Saturday, October 27, 2012

Who Really Benefits From Mortgage Interest Deductions?


Lisa Prevost writing for The New York Times:
Real estate and building industry groups have loudly condemned proposals by both presidential campaigns to shrink the mortgage interest deduction. Central to their arguments is the long-hallowed deduction’s value to the middle class. But a closer look at who benefits suggests that this perception, though prevalent, is not accurate. 

To begin with, most taxpayers do not benefit from the deduction at all. This is because they do not itemize deductions on their federal income tax returns. According to Joseph Rosenberg, a research associate at the Urban-Brookings Tax Policy Center, only about 30 percent of taxpayers itemize, rather than take the standard deduction.
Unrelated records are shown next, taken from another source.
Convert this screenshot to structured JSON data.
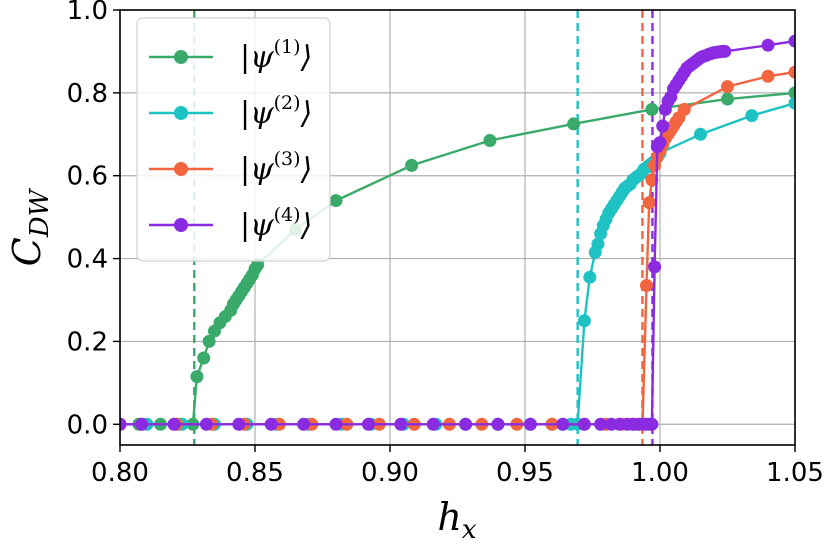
{
  "chart_data": {
    "type": "line",
    "xlabel": {
      "main": "h",
      "sub": "x"
    },
    "ylabel": {
      "main": "C",
      "sub": "DW"
    },
    "xlim": [
      0.8,
      1.05
    ],
    "ylim": [
      -0.05,
      1.0
    ],
    "xticks": [
      0.8,
      0.85,
      0.9,
      0.95,
      1.0,
      1.05
    ],
    "xtick_labels": [
      "0.80",
      "0.85",
      "0.90",
      "0.95",
      "1.00",
      "1.05"
    ],
    "yticks": [
      0.0,
      0.2,
      0.4,
      0.6,
      0.8,
      1.0
    ],
    "ytick_labels": [
      "0.0",
      "0.2",
      "0.4",
      "0.6",
      "0.8",
      "1.0"
    ],
    "grid": true,
    "legend_position": "top-left",
    "series": [
      {
        "name": {
          "main": "|ψ",
          "sup": "(1)",
          "end": "⟩"
        },
        "color": "#3aaa6a",
        "critical_x": 0.8275,
        "x": [
          0.8,
          0.807,
          0.815,
          0.822,
          0.827,
          0.8285,
          0.831,
          0.833,
          0.835,
          0.837,
          0.839,
          0.841,
          0.842,
          0.843,
          0.844,
          0.845,
          0.846,
          0.847,
          0.848,
          0.849,
          0.85,
          0.851,
          0.865,
          0.88,
          0.908,
          0.937,
          0.968,
          0.997,
          1.025,
          1.05
        ],
        "y": [
          0.0,
          0.0,
          0.0,
          0.0,
          0.0,
          0.115,
          0.16,
          0.2,
          0.225,
          0.245,
          0.26,
          0.275,
          0.29,
          0.3,
          0.31,
          0.32,
          0.33,
          0.34,
          0.35,
          0.36,
          0.375,
          0.385,
          0.47,
          0.54,
          0.625,
          0.685,
          0.725,
          0.76,
          0.785,
          0.8
        ]
      },
      {
        "name": {
          "main": "|ψ",
          "sup": "(2)",
          "end": "⟩"
        },
        "color": "#1ec2c2",
        "critical_x": 0.9695,
        "x": [
          0.8,
          0.81,
          0.823,
          0.835,
          0.847,
          0.858,
          0.87,
          0.882,
          0.893,
          0.905,
          0.917,
          0.928,
          0.94,
          0.952,
          0.96,
          0.964,
          0.967,
          0.9695,
          0.972,
          0.974,
          0.976,
          0.977,
          0.978,
          0.979,
          0.98,
          0.981,
          0.982,
          0.983,
          0.984,
          0.985,
          0.986,
          0.987,
          0.988,
          0.989,
          0.99,
          0.991,
          0.992,
          0.993,
          0.994,
          0.995,
          0.996,
          0.997,
          0.998,
          1.0,
          1.015,
          1.034,
          1.05
        ],
        "y": [
          0.0,
          0.0,
          0.0,
          0.0,
          0.0,
          0.0,
          0.0,
          0.0,
          0.0,
          0.0,
          0.0,
          0.0,
          0.0,
          0.0,
          0.0,
          0.0,
          0.0,
          0.0,
          0.25,
          0.355,
          0.415,
          0.435,
          0.46,
          0.48,
          0.495,
          0.51,
          0.52,
          0.53,
          0.54,
          0.55,
          0.56,
          0.57,
          0.575,
          0.58,
          0.59,
          0.595,
          0.6,
          0.605,
          0.615,
          0.62,
          0.625,
          0.63,
          0.635,
          0.655,
          0.7,
          0.745,
          0.775
        ]
      },
      {
        "name": {
          "main": "|ψ",
          "sup": "(3)",
          "end": "⟩"
        },
        "color": "#f2653f",
        "critical_x": 0.9935,
        "x": [
          0.8,
          0.808,
          0.821,
          0.834,
          0.846,
          0.859,
          0.871,
          0.884,
          0.896,
          0.909,
          0.922,
          0.934,
          0.947,
          0.96,
          0.972,
          0.98,
          0.986,
          0.99,
          0.9935,
          0.995,
          0.996,
          0.997,
          0.998,
          0.999,
          1.0,
          1.001,
          1.002,
          1.003,
          1.004,
          1.005,
          1.006,
          1.007,
          1.009,
          1.025,
          1.04,
          1.05
        ],
        "y": [
          0.0,
          0.0,
          0.0,
          0.0,
          0.0,
          0.0,
          0.0,
          0.0,
          0.0,
          0.0,
          0.0,
          0.0,
          0.0,
          0.0,
          0.0,
          0.0,
          0.0,
          0.0,
          0.0,
          0.335,
          0.535,
          0.59,
          0.625,
          0.645,
          0.66,
          0.675,
          0.69,
          0.7,
          0.71,
          0.72,
          0.73,
          0.74,
          0.76,
          0.815,
          0.84,
          0.85
        ]
      },
      {
        "name": {
          "main": "|ψ",
          "sup": "(4)",
          "end": "⟩"
        },
        "color": "#8a2be2",
        "critical_x": 0.9972,
        "x": [
          0.8,
          0.808,
          0.82,
          0.832,
          0.844,
          0.856,
          0.868,
          0.88,
          0.892,
          0.904,
          0.916,
          0.928,
          0.94,
          0.952,
          0.964,
          0.972,
          0.978,
          0.982,
          0.985,
          0.988,
          0.99,
          0.992,
          0.994,
          0.995,
          0.996,
          0.997,
          0.998,
          0.999,
          1.0,
          1.001,
          1.002,
          1.003,
          1.004,
          1.005,
          1.006,
          1.007,
          1.008,
          1.009,
          1.01,
          1.011,
          1.012,
          1.013,
          1.014,
          1.015,
          1.016,
          1.017,
          1.018,
          1.019,
          1.02,
          1.021,
          1.022,
          1.023,
          1.024,
          1.04,
          1.05
        ],
        "y": [
          0.0,
          0.0,
          0.0,
          0.0,
          0.0,
          0.0,
          0.0,
          0.0,
          0.0,
          0.0,
          0.0,
          0.0,
          0.0,
          0.0,
          0.0,
          0.0,
          0.0,
          0.0,
          0.0,
          0.0,
          0.0,
          0.0,
          0.0,
          0.0,
          0.0,
          0.0,
          0.38,
          0.67,
          0.68,
          0.72,
          0.76,
          0.78,
          0.79,
          0.81,
          0.82,
          0.83,
          0.84,
          0.85,
          0.86,
          0.865,
          0.87,
          0.875,
          0.88,
          0.885,
          0.888,
          0.89,
          0.893,
          0.895,
          0.897,
          0.898,
          0.899,
          0.9,
          0.9,
          0.915,
          0.925
        ]
      }
    ]
  }
}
And the majority of these itemizers are upper-middle and upper-income households...


The other factor is that the value of the subsidy increases along with your tax bracket.
Read the whole thing.

The mortgage deduction is a policy that distorts the actual value of a home, making it look more valuable than it economically is.  This leads to an over-consumption of housing an over-provision of single family homes in the economy.  The poor are not only those who are least able to afford homes, but also are in the lowest tax bracket, receiving very little benefit from the mortgage deduction.  As Prevost writes in her article, the tax benefits are mostly enjoyed by the wealthy.

Harvard's Ed Glaeser notes that the mortgage deduction contributes to suburban sprawl by incentivizing people to own when, but for price distortions due to tax policies, they might be better off renting a smaller home in or nearer to a city.  This has huge ramifications on losses in productivity and well-being from time wasted commuting, environmental impact from lowered access to public transportation and additional miles driven, and lessened economies of scale on services in the suburbs relative to cities.  The mortgage deduction also incentivizes people to purchase larger homes than they otherwise would, again leading to a waste of resources in building, heating, cooling, and maintaining overly-large houses.  As Glaeser points out in his book, if other countries like China and India suburbanize the way the United States has, it could lead to large global increases in carbon emissions and the demand for oil.


I have recently been teaching my microeconomics class about positive externalities and negative externalities.  If suburban living has as many negative externalities as Glaeser believes, maybe home ownership should be taxed rather than subsidized?  At a minimum, the mortgage tax deduction is a policy that seems to have little justification from either the perspective of economics or equality.